Upbit, a South Korean cryptocurrency exchange, lost approximately 342,000 ethereum worth $49 million in an abnormal transaction that transferred funds from the exchange's hot wallet to an unknown address on November 26.
Upbit, one of South Korea's largest cryptocurrency exchanges, suffered a major security breach resulting in the theft of approximately 342,000 ethereum worth $49 million. The hack marked the seventh significant cryptocurrency exchange security incident during 2019, underscoring persistent vulnerabilities affecting digital asset custodians worldwide.
The theft occurred when an attacker transferred 342,000 ethereum from Upbit's hot wallet to an unrecognized external address shortly after 1 p.m. local time on November 26. The entire transaction completed within minutes, suggesting the attacker possessed direct access to the exchange's wallet systems or held credentials enabling high-level transactions. The speed of the theft prevented immediate intervention or reversal of the funds.
Upbit's management discovered the breach and immediately suspended all transfer services across the platform. Lee Seok-woo, Upbit's chief executive officer, publicly confirmed the incident and assured customers that the company would cover all losses from the hack using its own assets. The statement aimed to restore confidence among users concerned about the security of their funds held on the exchange.
The exchange moved aggressively to secure remaining customer assets.

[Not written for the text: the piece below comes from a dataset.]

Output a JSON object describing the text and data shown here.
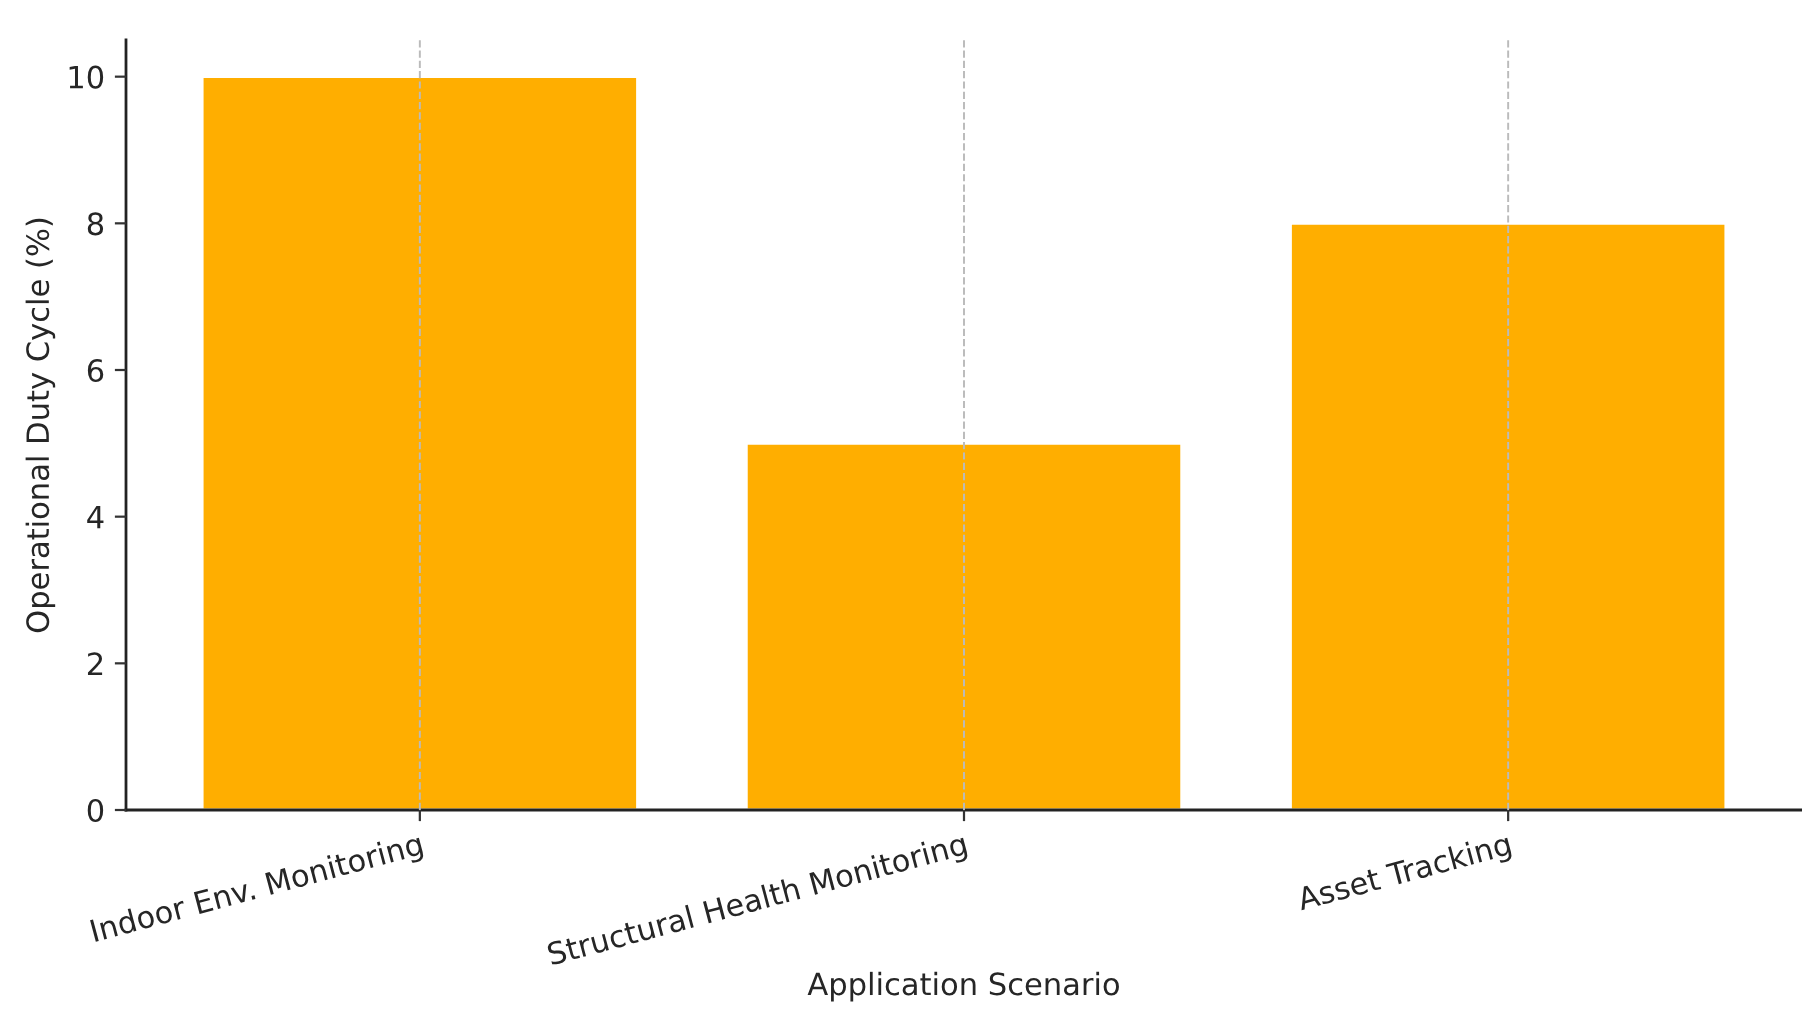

Upbit transferred all virtual currencies to cold storage wallets, which are kept offline and resistant to remote attacks. The shift from hot wallet operations to cold storage represented a temporary but comprehensive change in operational procedures designed to prevent additional thefts while security reviews progressed.
Cryptocurrency analysts noted that 2019 had witnessed an unusually high number of exchange security breaches. Earlier incidents in the year had affected major platforms including Binance in May, BiTrue in June and Bitpoint in July. The recurring pattern of successful attacks raised questions about whether exchanges were adequately investing in security infrastructure and personnel.

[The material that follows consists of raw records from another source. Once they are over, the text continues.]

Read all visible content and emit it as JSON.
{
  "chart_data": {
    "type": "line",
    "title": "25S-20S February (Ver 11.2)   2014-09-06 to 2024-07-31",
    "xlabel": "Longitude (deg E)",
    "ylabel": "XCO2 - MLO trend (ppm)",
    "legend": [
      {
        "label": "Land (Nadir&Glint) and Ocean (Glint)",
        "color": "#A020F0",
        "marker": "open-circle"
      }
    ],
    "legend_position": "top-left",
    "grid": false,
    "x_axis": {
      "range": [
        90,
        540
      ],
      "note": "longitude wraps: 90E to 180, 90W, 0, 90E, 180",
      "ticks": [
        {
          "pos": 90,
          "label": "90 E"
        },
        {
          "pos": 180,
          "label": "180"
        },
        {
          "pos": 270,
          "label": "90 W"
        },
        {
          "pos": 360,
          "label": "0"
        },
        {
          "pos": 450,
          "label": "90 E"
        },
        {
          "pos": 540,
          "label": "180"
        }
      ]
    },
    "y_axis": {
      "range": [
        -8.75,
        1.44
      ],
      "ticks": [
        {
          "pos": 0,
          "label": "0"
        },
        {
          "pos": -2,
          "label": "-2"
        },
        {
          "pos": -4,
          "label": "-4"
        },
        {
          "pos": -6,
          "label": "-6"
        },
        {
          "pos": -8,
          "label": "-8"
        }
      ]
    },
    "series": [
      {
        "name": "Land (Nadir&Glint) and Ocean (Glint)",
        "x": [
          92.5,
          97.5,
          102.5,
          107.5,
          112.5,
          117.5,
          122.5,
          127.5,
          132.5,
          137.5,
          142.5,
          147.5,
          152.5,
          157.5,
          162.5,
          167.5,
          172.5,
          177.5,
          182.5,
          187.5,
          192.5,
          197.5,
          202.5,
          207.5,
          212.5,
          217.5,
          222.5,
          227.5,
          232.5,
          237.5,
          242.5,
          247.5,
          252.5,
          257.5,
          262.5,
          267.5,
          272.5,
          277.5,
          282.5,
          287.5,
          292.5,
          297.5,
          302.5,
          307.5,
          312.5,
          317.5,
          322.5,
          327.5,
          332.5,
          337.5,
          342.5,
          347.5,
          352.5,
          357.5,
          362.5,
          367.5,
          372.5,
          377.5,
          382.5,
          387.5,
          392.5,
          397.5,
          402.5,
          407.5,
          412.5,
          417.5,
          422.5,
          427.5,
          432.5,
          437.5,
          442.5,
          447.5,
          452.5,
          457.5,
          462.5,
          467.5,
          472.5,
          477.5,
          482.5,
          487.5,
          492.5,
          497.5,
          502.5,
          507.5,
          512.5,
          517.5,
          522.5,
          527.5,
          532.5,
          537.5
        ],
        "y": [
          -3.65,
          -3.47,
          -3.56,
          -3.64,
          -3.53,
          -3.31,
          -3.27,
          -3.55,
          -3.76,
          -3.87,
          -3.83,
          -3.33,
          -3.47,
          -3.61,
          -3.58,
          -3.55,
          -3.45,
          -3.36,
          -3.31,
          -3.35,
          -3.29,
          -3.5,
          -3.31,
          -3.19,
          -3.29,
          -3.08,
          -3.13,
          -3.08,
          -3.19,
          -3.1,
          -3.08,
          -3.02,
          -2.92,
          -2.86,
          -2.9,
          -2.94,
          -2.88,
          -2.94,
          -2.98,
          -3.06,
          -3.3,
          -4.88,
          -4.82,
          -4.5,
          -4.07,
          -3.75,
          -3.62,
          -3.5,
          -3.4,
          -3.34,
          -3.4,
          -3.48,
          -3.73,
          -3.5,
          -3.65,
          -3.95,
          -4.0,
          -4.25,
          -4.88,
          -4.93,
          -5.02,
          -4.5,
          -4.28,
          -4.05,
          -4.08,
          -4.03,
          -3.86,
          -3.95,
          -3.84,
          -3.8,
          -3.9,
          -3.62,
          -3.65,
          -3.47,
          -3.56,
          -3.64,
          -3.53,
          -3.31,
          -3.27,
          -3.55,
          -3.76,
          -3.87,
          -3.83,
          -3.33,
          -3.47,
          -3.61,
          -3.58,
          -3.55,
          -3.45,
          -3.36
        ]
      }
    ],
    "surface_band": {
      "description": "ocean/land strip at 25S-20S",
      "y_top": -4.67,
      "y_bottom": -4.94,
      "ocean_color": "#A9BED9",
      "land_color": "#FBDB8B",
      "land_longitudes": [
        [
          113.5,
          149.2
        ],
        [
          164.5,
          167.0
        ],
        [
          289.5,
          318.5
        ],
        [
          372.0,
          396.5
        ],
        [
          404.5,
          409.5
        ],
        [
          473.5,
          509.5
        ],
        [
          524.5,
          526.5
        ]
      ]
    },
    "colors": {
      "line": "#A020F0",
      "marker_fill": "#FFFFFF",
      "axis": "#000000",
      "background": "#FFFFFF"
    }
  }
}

Law enforcement agencies in South Korea and internationally began investigating the theft immediately. Subsequent investigations determined that North Korean hacking groups, including Lazarus and Andariel, bore responsibility for the Upbit breach. The attribution highlighted the involvement of state-sponsored actors in cryptocurrency theft operations and their ongoing focus on high-value digital asset targets.

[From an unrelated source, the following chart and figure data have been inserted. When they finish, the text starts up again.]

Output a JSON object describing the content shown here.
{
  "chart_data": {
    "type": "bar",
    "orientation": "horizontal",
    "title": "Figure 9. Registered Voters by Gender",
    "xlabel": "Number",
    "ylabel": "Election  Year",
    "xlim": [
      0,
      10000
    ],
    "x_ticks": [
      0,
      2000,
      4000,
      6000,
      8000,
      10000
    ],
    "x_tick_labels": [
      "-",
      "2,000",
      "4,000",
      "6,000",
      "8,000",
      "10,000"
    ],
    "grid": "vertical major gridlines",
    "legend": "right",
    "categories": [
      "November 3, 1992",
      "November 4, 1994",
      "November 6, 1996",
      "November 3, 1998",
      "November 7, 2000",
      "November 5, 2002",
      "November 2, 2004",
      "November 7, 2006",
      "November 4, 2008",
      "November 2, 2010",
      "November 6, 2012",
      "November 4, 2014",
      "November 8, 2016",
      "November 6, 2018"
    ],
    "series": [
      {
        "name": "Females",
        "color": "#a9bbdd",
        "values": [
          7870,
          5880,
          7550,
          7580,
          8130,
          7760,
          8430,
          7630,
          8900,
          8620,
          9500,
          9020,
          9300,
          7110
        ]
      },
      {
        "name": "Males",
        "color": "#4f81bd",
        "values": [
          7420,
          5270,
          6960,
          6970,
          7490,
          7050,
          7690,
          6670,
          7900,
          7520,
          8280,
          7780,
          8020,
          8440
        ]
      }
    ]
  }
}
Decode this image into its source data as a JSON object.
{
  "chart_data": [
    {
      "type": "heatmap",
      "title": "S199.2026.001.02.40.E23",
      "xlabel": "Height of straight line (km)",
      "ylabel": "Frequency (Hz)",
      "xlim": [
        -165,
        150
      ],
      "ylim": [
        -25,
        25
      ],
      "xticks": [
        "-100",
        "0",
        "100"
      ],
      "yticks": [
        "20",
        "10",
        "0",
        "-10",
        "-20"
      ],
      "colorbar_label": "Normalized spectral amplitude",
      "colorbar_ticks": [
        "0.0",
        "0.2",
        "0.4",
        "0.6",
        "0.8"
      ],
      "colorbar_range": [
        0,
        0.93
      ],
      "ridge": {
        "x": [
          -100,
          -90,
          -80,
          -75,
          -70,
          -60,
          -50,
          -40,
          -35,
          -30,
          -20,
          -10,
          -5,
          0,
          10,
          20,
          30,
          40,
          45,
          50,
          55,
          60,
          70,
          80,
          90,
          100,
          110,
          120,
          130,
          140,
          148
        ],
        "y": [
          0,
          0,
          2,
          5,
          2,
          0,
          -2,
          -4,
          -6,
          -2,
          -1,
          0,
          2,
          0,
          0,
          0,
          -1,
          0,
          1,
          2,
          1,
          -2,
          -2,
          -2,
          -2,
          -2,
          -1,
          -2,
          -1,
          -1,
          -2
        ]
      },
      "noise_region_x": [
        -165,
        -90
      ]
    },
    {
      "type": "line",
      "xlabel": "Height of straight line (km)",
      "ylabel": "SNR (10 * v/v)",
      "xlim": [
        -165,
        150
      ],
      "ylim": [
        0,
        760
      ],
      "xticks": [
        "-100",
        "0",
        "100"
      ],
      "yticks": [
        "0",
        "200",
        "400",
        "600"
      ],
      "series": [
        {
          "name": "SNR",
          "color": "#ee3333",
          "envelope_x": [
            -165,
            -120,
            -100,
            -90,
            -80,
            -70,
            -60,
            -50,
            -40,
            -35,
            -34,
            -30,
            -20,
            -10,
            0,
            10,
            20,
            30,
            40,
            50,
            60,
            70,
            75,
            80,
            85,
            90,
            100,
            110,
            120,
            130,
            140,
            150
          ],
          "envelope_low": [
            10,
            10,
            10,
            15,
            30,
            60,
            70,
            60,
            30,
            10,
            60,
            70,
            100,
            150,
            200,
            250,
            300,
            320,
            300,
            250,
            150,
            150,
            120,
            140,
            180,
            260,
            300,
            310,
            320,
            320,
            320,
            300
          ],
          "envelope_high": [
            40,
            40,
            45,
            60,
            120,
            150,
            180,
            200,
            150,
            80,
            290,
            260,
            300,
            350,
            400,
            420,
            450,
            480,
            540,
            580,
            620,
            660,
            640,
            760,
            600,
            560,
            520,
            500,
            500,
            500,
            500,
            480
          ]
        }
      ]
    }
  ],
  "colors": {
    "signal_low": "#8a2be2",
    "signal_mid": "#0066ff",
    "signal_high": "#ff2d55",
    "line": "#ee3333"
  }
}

Upbit's response included cooperation with security firms and law enforcement to trace stolen ethereum across blockchain networks. The exchange also implemented additional security measures including enhanced monitoring systems and increased use of air-gapped cold storage solutions. The incident prompted broader industry discussions about security best practices and regulatory requirements for exchanges handling customer assets.